If the purchased brewery’s brands start getting brewed in the big brewery, using big brewery logistics, there may be some cause for concern (or they may actually be improved on more modern kit.) But if the beer is still being made in the original brewery, by the same people under different management, there’s a chance that even your understandable suspicion that the recipe may be dumbed down is unfounded. I hate the rebranding of Goose Island IPA as ‘Goose’, but Bourbon County Stout, and the range of wood-aged beers produced by Goose Island, remain at least as outstanding as they ever were.

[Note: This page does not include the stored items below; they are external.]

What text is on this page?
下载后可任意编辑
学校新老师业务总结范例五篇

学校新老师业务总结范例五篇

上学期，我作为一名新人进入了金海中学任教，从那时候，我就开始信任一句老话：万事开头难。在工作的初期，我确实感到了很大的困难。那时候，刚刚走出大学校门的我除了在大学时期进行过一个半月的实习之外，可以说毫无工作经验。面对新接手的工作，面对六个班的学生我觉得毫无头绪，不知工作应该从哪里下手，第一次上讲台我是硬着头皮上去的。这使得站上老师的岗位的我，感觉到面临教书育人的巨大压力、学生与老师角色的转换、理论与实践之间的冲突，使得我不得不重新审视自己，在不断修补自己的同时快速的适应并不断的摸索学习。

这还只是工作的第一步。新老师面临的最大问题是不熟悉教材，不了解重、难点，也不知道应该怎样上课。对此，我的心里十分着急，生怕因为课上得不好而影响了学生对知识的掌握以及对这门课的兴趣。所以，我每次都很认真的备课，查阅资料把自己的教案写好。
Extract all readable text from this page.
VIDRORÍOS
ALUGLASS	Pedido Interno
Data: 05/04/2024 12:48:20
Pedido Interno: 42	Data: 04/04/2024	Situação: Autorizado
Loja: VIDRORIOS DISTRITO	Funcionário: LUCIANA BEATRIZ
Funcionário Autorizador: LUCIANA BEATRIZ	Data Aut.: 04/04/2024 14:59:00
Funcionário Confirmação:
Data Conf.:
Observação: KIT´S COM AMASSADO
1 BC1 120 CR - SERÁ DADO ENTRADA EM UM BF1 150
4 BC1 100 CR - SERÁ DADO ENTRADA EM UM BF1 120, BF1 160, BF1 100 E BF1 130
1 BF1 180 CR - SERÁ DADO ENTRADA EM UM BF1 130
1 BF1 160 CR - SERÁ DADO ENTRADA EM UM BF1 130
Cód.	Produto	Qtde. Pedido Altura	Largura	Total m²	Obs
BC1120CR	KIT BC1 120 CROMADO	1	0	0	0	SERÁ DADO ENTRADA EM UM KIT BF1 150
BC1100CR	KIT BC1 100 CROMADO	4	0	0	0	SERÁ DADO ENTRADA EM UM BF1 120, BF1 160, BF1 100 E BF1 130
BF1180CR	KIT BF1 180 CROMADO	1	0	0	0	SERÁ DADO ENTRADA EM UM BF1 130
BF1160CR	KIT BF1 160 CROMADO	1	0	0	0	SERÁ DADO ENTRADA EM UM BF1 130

The real threat of these acquisitions is to the broader world of craft, and is a little more insidious and harder to detect. The brewer wants your favourite craft brand because they don’t have anything similar themselves. They don’t want to fuck it up. The brewhouse is probably safe. But then it gets into the hands of an aggressive sales force. The brand might be discounted to push it into wider distribution, which is great for a skint drinker but can take the sheen off the brand’s standing. Or, if it’s a very popular brand, it might be used as a bargaining chip: “Yeah, we’ll sell you the super-cool, sexy craft beer brand we just acquired, but only if you permanently take these other craft beer brands off the bar, and stock our shitty lager as well.” Your favourite beer is still safe, but the brand is tarnished by the new company it keeps, and by the fact that it’s no longer allowed to mix with its old mates. This may sound like paranoia, but it’s common practice. When I worked on Stella Artois, I saw first-hand how both aggressive discounting and aggressive package deals were used to massively inflate the growth of what had been a niche, cult brand with a good deal of credibility. A few years later, it became what we know it to be today.
What past form does the buyer have?
So is your favourite craft beer brand going to go down this route or not? Well, there’s big and big. I’m always confused by the outcry when Duvel Moortgat buys a craft brewery, because Duvel Moortgat makes some of the best beers in the world. One Dark Star fan lamented yesterday on social media that his favourite brewery is now part of just another corporate behemoth. Fuller’s may be many things, but it’s a minnow in the world of corporate beer. Fuller’s has also demonstrated a commitment to the world and ethos of craft beer matched by few of its peers. Yes, Fuller’s also closed the Gales brewery and quietly retired some of its brands after buying that, but the circumstances were different than they are with Dark Star.
Ultimately, each case has to be judged individually.
As craft brewery acquisitions gather pace, there’s an increasing body of evidence to suggest that the demise in the quality and integrity of a once-loved brand is by no means guaranteed. But if your true objection to acquisitions is that they run against the ethos of whatever you define ‘craft beer’ to be, that big corporates should have no place on the indie scene, then prepare for further disappointment: ultimately, everyone is for sale.